By Scott Wood

I hate to maintain equipment. I’d much rather use it. Perhaps it’s a rebellion against my father, a meticulous engineer with a depression-era mentality. When I was a child he and I spent far more time maintaining equipment than we did using it. I watched many a beautiful Saturday afternoon slip away from under a ’76 Oldsmobile. The outboard that ran great most of the time but occasionally sputtered had to be fixed before it could be put on the river. When the bail spring broke on a spinning reel it had to be taken apart, a spring ordered or fabricated and the reel repaired. No manual bail flipping in my family. The amount of lost fishing time weighed heavily upon my young mind.
A couple decades later, in 2001, freed from working on Oldsmobiles, I was salt water fly fishing every chance I got. I bought a couple of expensive cork drag reels and was surprised to discover that when I took spray over the bow of my boat, splashing the reels, the drag became quite sticky, requiring me to disassemble the reels, rinse them with fresh water and oil them to restore that super slick drag I had paid so much for. About that time Ryan Harrison with Waterworks/Lamson offered me a Velocity to try. He explained that he had designed a sealed, conical drag that was zero maintenance. O.K, I thought, we will see about this “zero maintenance.”

lamson reel
Lamson Konic Reel

It quickly became my favorite reel, but I still wanted to put it to a true torture test. So I never put a case on it, and I never so much as rinsed it off. The only time it saw fresh water was when it rained. If it got sand in it, I rinsed it in the ocean.
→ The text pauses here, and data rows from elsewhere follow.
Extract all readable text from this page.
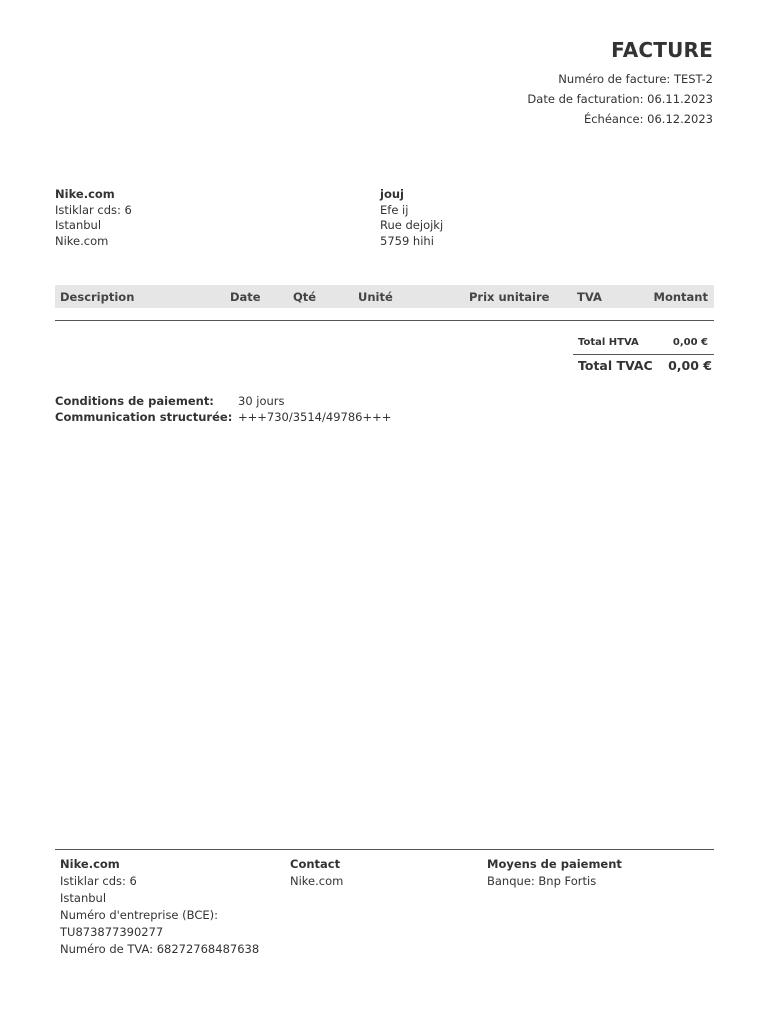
FACTURE
Numéro de facture: TEST-2
Date de facturation: 06.11.2023
Échéance: 06.12.2023
Nike.com
Istiklar cds: 6
Istanbul
Nike.com
jouj
Efe ij
Rue dejojkj
5759 hihi
Description	Date	Qté	Unité	Prix unitaire TVA	Montant
Total HTVA	0,00 €
Total TVAC 0,00 €
Conditions de paiement: 30 jours
Communication structurée: +++730/3514/49786+++
Nike.com
Istiklar cds: 6
Istanbul
Numéro d'entreprise (BCE):
TU873877390277
Numéro de TVA: 68272768487638
Contact
Nike.com
Moyens de paiement
Banque: Bnp Fortis
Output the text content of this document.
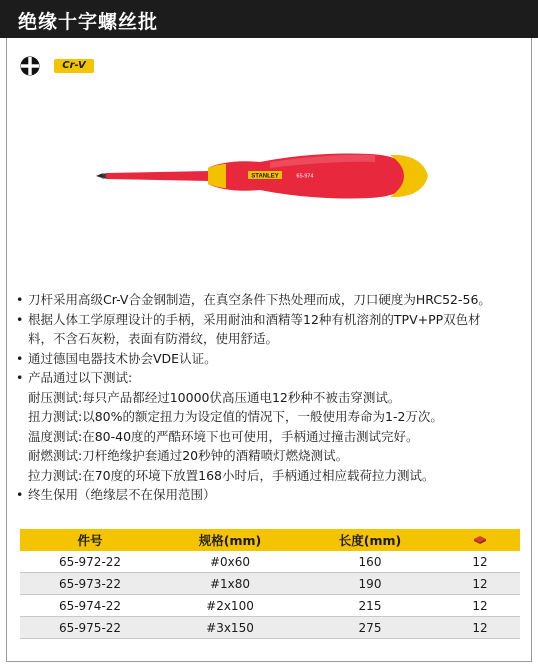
绝缘十字螺丝批
Cr-V
STANLEY	65-974
• 刀杆采用高级Cr-V合金钢制造，在真空条件下热处理而成，刀口硬度为HRC52-56。
• 根据人体工学原理设计的手柄，采用耐油和酒精等12种有机溶剂的TPV+PP双色材
料，不含石灰粉，表面有防滑纹，使用舒适。
• 通过德国电器技术协会VDE认证。
• 产品通过以下测试:
耐压测试:每只产品都经过10000伏高压通电12秒种不被击穿测试。
扭力测试:以80%的额定扭力为设定值的情况下，一般使用寿命为1-2万次。
温度测试:在80-40度的严酷环境下也可使用，手柄通过撞击测试完好。
耐燃测试:刀杆绝缘护套通过20秒钟的酒精喷灯燃烧测试。
拉力测试:在70度的环境下放置168小时后，手柄通过相应载荷拉力测试。
• 终生保用（绝缘层不在保用范围）
件号	规格(mm)	长度(mm)	
65-972-22	#0x60	160	12
65-973-22	#1x80	190	12
65-974-22	#2x100	215	12
65-975-22	#3x150	275	12
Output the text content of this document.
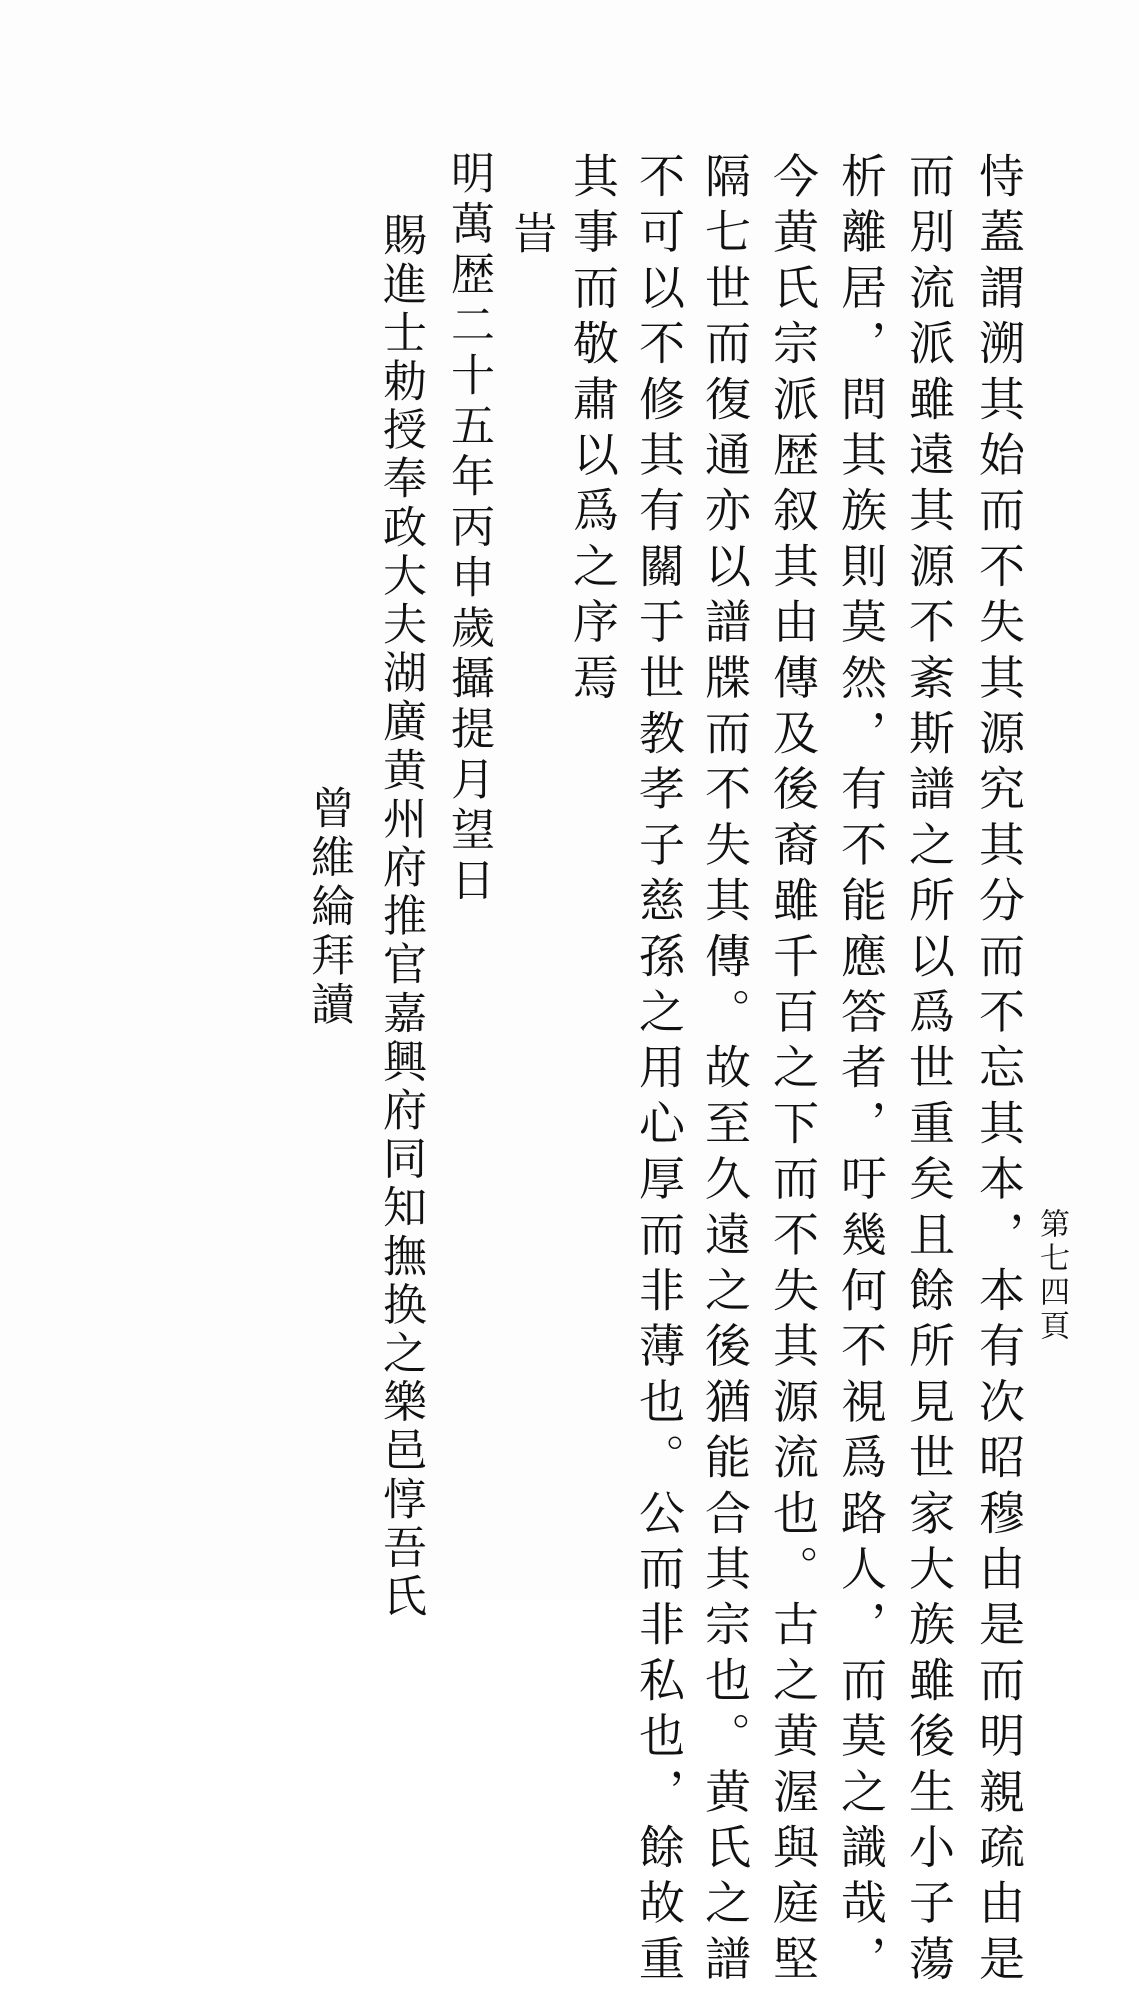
第七四頁
恃蓋謂溯其始而不失其源究其分而不忘其本，本有次昭穆由是而明親疏由是
而別流派雖遠其源不紊斯譜之所以爲世重矣且餘所見世家大族雖後生小子蕩
析離居，問其族則莫然，有不能應答者，吁幾何不視爲路人，而莫之識哉，
今黄氏宗派歴叙其由傳及後裔雖千百之下而不失其源流也。古之黄渥與庭堅
隔七世而復通亦以譜牒而不失其傳。故至久遠之後猶能合其宗也。黄氏之譜
不可以不修其有關于世教孝子慈孫之用心厚而非薄也。公而非私也，餘故重
其事而敬肅以爲之序焉
旹
明萬歴二十五年丙申歲攝提月望日
賜進士勅授奉政大夫湖廣黄州府推官嘉興府同知撫换之樂邑惇吾氏
曾維綸拜讀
As months turned to years it became covered in salt crust and yet the drag was as smooth as ever. Then one day in 2009 I went to pull line off of it and it was locked up. I thought I had finally managed to abuse this thing to death. I was wrong. I popped the spool off for the first time in 8 years and saw that the drag cartridge had unscrewed slightly from the reel, letting water in. It was badly corroded but eventually I was able to get it apart. I soaked it in gasoline, cleaned it up, oiled it, dried it and put it back together. It’s as good as new today. If only Lamson built cars and outboards. But then guys like my father would go mad with boredom. Oh and the Oldsmobile? It was with mixed emotions that I received the news that Dad had sold it around the time I got that Velocity in 2001. I had driven it just the week before. For some strange reason, I wanted to see how fast it would accelerate from a stop. The 25-year-old engine spun both wheels in 1st and 2nd.